Both major political parties have recently declared themselves in favor of changing the law on consent to organ donation in England. At present, organs can only be removed from a dead person if they have given their consent in advance, usually by carrying, in a purse or wallet, a card authorizing the donation. The reform would reverse this by allowing doctors to presume that the person would have given consent unless there is evidence that they would have withheld it. It is a shift from ‘opting-in’ to ‘opting-out.’ The Welsh government introduced presumed consent in December 2015 and the Scottish government has declared its intention of moving in the same direction.
Transplant surgeons and patient advocacy groups have been lobbying for this change for more than 30 years, as a solution to the acknowledged problem of a shortage of suitable organs. It looks like an easy answer. In fact, it is highly doubtful whether it will make any significant difference and may actually be counter-productive in terms of public confidence in the system.
As it happens, I was part of an interdisciplinary team that undertook the last major independent review of donor organ supply, in 1994, with the support of the King’s Fund1. Our report no longer seems to be available in print or online so it may be worth summarizing its findings.
The first thing to understand is why there is a continuing mismatch between the demand for, and the supply of, organs for transplant. This represents the success of other policies and practices. On the one hand, transplant science has advanced in ways that make it possible for many more people to benefit. Where the pool of beneficiaries might have been limited by age and the presence of other conditions, these can be managed more effectively. People who might once have been thought to be too young, too old or too frail to receive an organ can now benefit from the treatment. This is not the only factor at work – demand is also being driven by lifestyle factors – but it is an important one. At the same time, the UK has been becoming a much safer place to live. The ideal donor is the healthy victim of a traumatic event. We have low and decreasing rates of road traffic accidents and industrial accidents, and are increasingly screening for potential aneurysms. Unlike the United States, we do not have a large pool of gunshot victims. The curves of demand and supply were moving ineluctably apart in 1994 and there is no reason to think this trend has stopped.
Secondly, the United Kingdom has not been particularly good at making use of the organs that do become available. The countries with the best records of supply tend both to be less safe and to invest a lot more in actually obtaining the organs. Even where it is legal to presume consent, doctors are reluctant to act against the wishes of families. Skilled personnel are required to establish the availability of potentially suitable organs. These must then be removed, allocated and transported to recipients, with matching resources available to use them.
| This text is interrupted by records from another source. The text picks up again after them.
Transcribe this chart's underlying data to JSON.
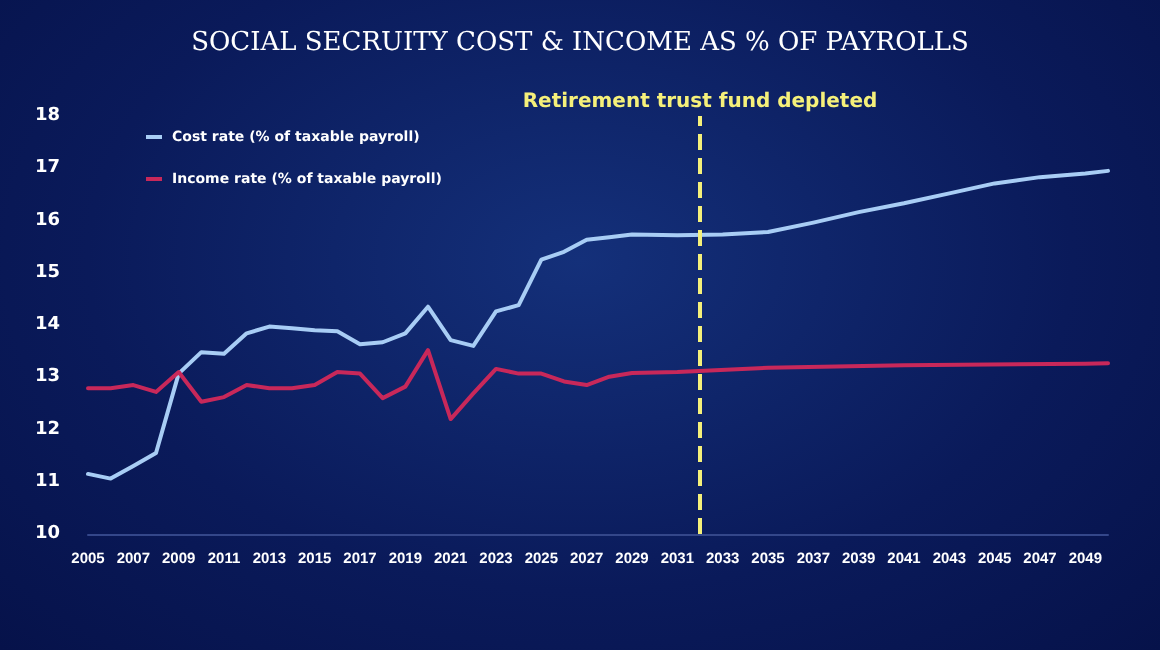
{
  "chart_data": {
    "type": "line",
    "title": "SOCIAL SECRUITY COST & INCOME AS % OF PAYROLLS",
    "xlim": [
      2005,
      2050
    ],
    "xticks": [
      2005,
      2007,
      2009,
      2011,
      2013,
      2015,
      2017,
      2019,
      2021,
      2023,
      2025,
      2027,
      2029,
      2031,
      2033,
      2035,
      2037,
      2039,
      2041,
      2043,
      2045,
      2047,
      2049
    ],
    "ylim": [
      10,
      18
    ],
    "yticks": [
      10,
      11,
      12,
      13,
      14,
      15,
      16,
      17,
      18
    ],
    "series": [
      {
        "name": "Cost rate (% of taxable payroll)",
        "color": "#a8cdf5",
        "x": [
          2005,
          2006,
          2007,
          2008,
          2009,
          2010,
          2011,
          2012,
          2013,
          2014,
          2015,
          2016,
          2017,
          2018,
          2019,
          2020,
          2021,
          2022,
          2023,
          2024,
          2025,
          2026,
          2027,
          2028,
          2029,
          2031,
          2033,
          2035,
          2037,
          2039,
          2041,
          2043,
          2045,
          2047,
          2049,
          2050
        ],
        "values": [
          11.15,
          11.06,
          11.3,
          11.55,
          13.07,
          13.48,
          13.45,
          13.84,
          13.97,
          13.94,
          13.9,
          13.88,
          13.63,
          13.67,
          13.84,
          14.35,
          13.71,
          13.6,
          14.26,
          14.38,
          15.25,
          15.4,
          15.63,
          15.68,
          15.73,
          15.72,
          15.73,
          15.78,
          15.96,
          16.16,
          16.33,
          16.52,
          16.71,
          16.83,
          16.9,
          16.95
        ]
      },
      {
        "name": "Income rate (% of taxable payroll)",
        "color": "#c8285a",
        "x": [
          2005,
          2006,
          2007,
          2008,
          2009,
          2010,
          2011,
          2012,
          2013,
          2014,
          2015,
          2016,
          2017,
          2018,
          2019,
          2020,
          2021,
          2022,
          2023,
          2024,
          2025,
          2026,
          2027,
          2028,
          2029,
          2031,
          2035,
          2041,
          2049,
          2050
        ],
        "values": [
          12.79,
          12.79,
          12.85,
          12.72,
          13.1,
          12.53,
          12.62,
          12.85,
          12.79,
          12.79,
          12.85,
          13.1,
          13.07,
          12.6,
          12.82,
          13.52,
          12.2,
          12.69,
          13.16,
          13.07,
          13.07,
          12.92,
          12.85,
          13.01,
          13.08,
          13.1,
          13.18,
          13.23,
          13.26,
          13.27
        ]
      }
    ],
    "ref_lines": [
      {
        "axis": "x",
        "value": 2032,
        "label": "Retirement trust fund depleted",
        "color": "#f5f07a",
        "line_style": "dashed"
      }
    ],
    "legend": "top left",
    "grid": false,
    "marker": "none",
    "line_style": "solid"
  }
}
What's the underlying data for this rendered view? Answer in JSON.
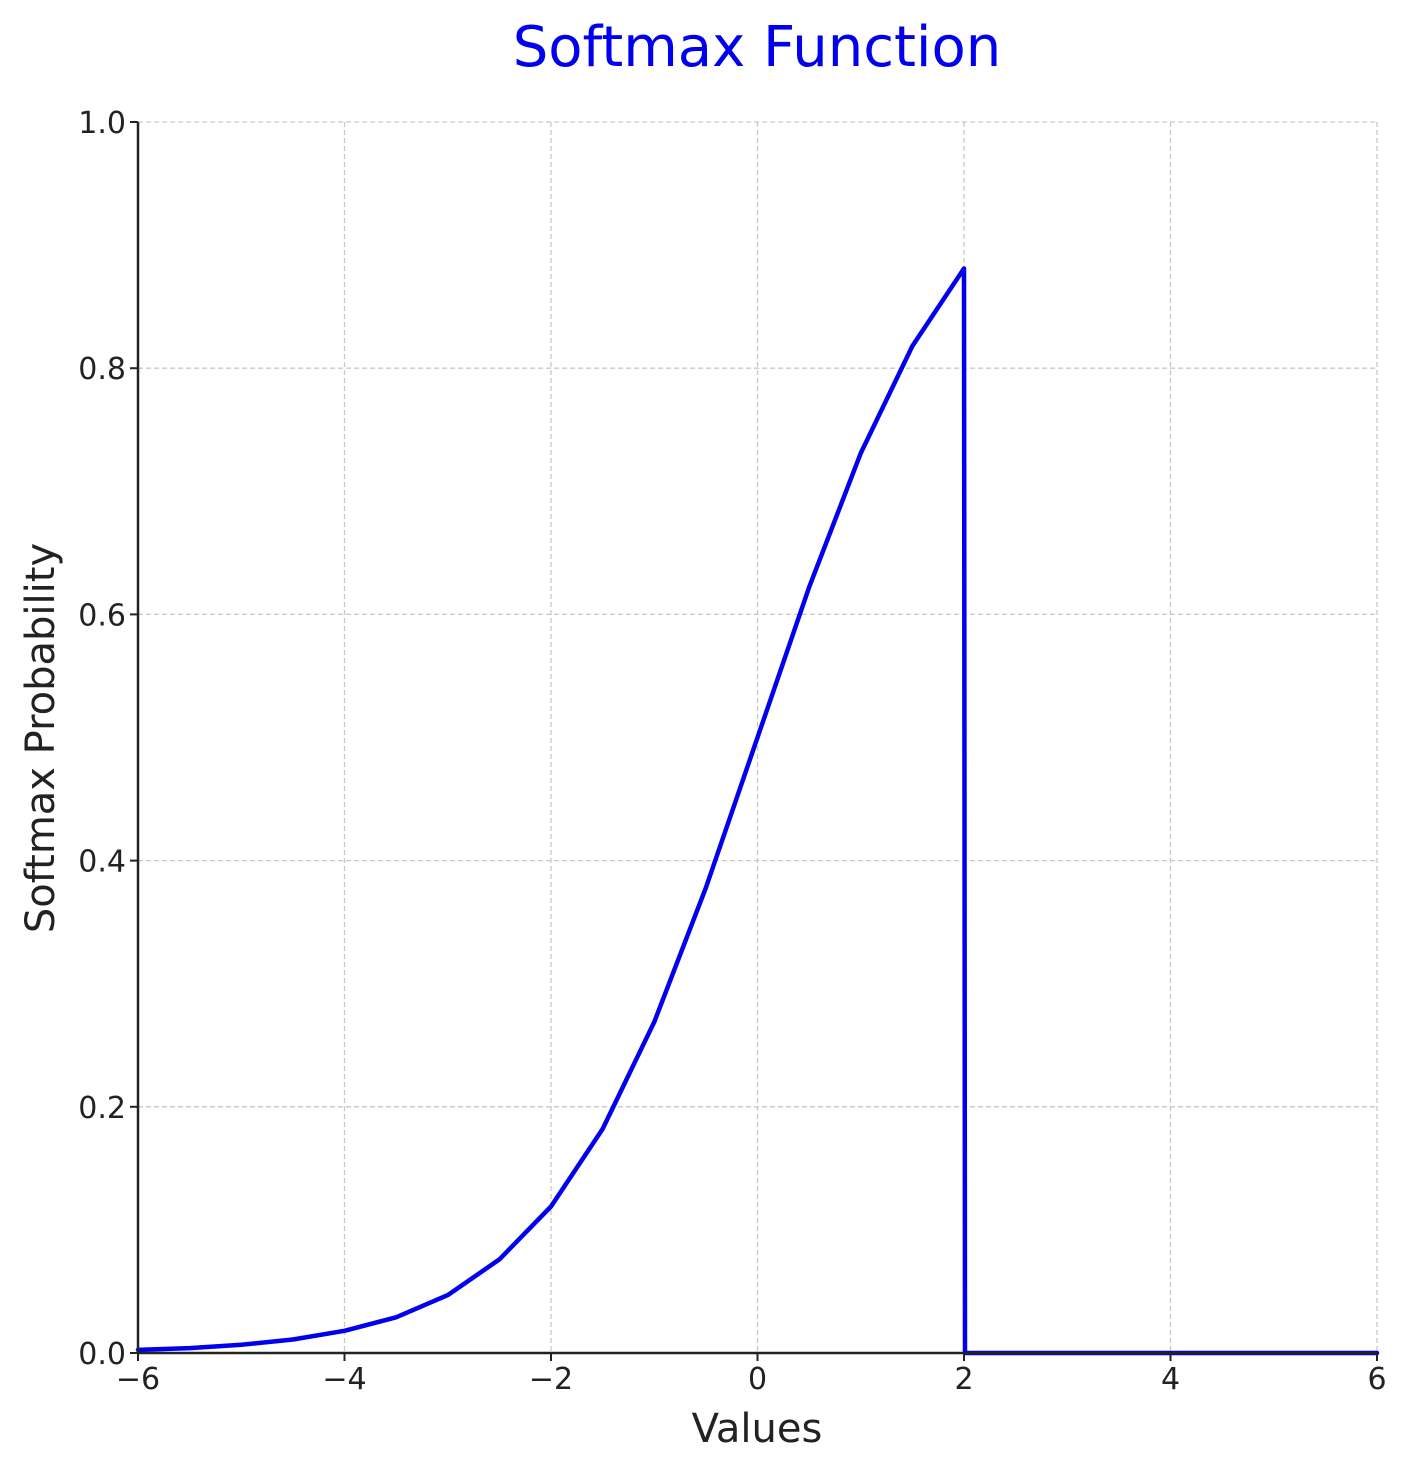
{
  "chart_data": {
    "type": "line",
    "title": "Softmax Function",
    "xlabel": "Values",
    "ylabel": "Softmax Probability",
    "xlim": [
      -6,
      6
    ],
    "ylim": [
      0,
      1
    ],
    "x_ticks": [
      -6,
      -4,
      -2,
      0,
      2,
      4,
      6
    ],
    "x_tick_labels": [
      "−6",
      "−4",
      "−2",
      "0",
      "2",
      "4",
      "6"
    ],
    "y_ticks": [
      0,
      0.2,
      0.4,
      0.6,
      0.8,
      1
    ],
    "y_tick_labels": [
      "0.0",
      "0.2",
      "0.4",
      "0.6",
      "0.8",
      "1.0"
    ],
    "grid": true,
    "series": [
      {
        "color": "#0000ee",
        "x": [
          -6,
          -5.5,
          -5,
          -4.5,
          -4,
          -3.5,
          -3,
          -2.5,
          -2,
          -1.5,
          -1,
          -0.5,
          0,
          0.5,
          1,
          1.5,
          2,
          2.01,
          2.5,
          3,
          4,
          5,
          6
        ],
        "y": [
          0.0025,
          0.004,
          0.0067,
          0.011,
          0.018,
          0.029,
          0.047,
          0.076,
          0.119,
          0.182,
          0.269,
          0.378,
          0.5,
          0.622,
          0.731,
          0.818,
          0.881,
          0,
          0,
          0,
          0,
          0,
          0
        ]
      }
    ]
  },
  "colors": {
    "title": "#0000ee",
    "axis": "#222222",
    "grid": "#c8c8c8"
  }
}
In 1994 we pointed to the competing pressures on NHS services that made it difficult to accommodate such unpredictable events. Is such accommodation any easier under present-day conditions? Presuming consent may just be a cheap gesture that glosses over the need for serious and costly investment. The early results from Wales are consistent with this: the number of donations declined slightly in the first year of operation. While this is probably just random fluctuation, it is certainly not the transformative outcome that some headlines suggested.
Thirdly, and unusually for the time, our team undertook a detailed investigation of the meaning of bodily integrity to diverse faith groups within the UK. A good deal of the lobbying had come from people who adopted a straightforward utilitarian position, that it was irrational to be concerned about the integrity of the body after death so its components should be immediately available for re-use. While the dominant view in most faith groups accepted the legitimacy of using body parts to save other lives, most groups also had significant minorities who would be seriously distressed by any intervention that meant a body would not be intact when buried or cremated. Having been on a hospital clinical ethics committee for 12 years, I know that there are already conflicts around end-of life care between members of such groups and health professionals. These are not easy to resolve. Do we really want to provoke more of them? Should a diverse society impose a single utilitarian ethic in circumstances like these?
Readers might well argue that research from 25 years ago is not necessarily an appropriate basis for current policy. That is a fair point. However, some might also think that the questions raised then are worth serious re-examination before rushing to legislation. This may be motivated by the understandable desire to help people who are dying because of the mismatch between organ demand and supply. There is, though, a serious risk of practicing a cruel deception by adopting a remedy that does not deal with the real problems of NHS organization and resources. There is also a definite risk of compromising public confidence in the integrity of health professionals who are seen to be acting in ways that offend significant minorities.
- B. New, M. Solomon, R. Dingwall and J.V. McHale, A Question of Give and Take: Improving the Supply of Donor Organs for Transplantation, London: Kings Fund Institute, 1994.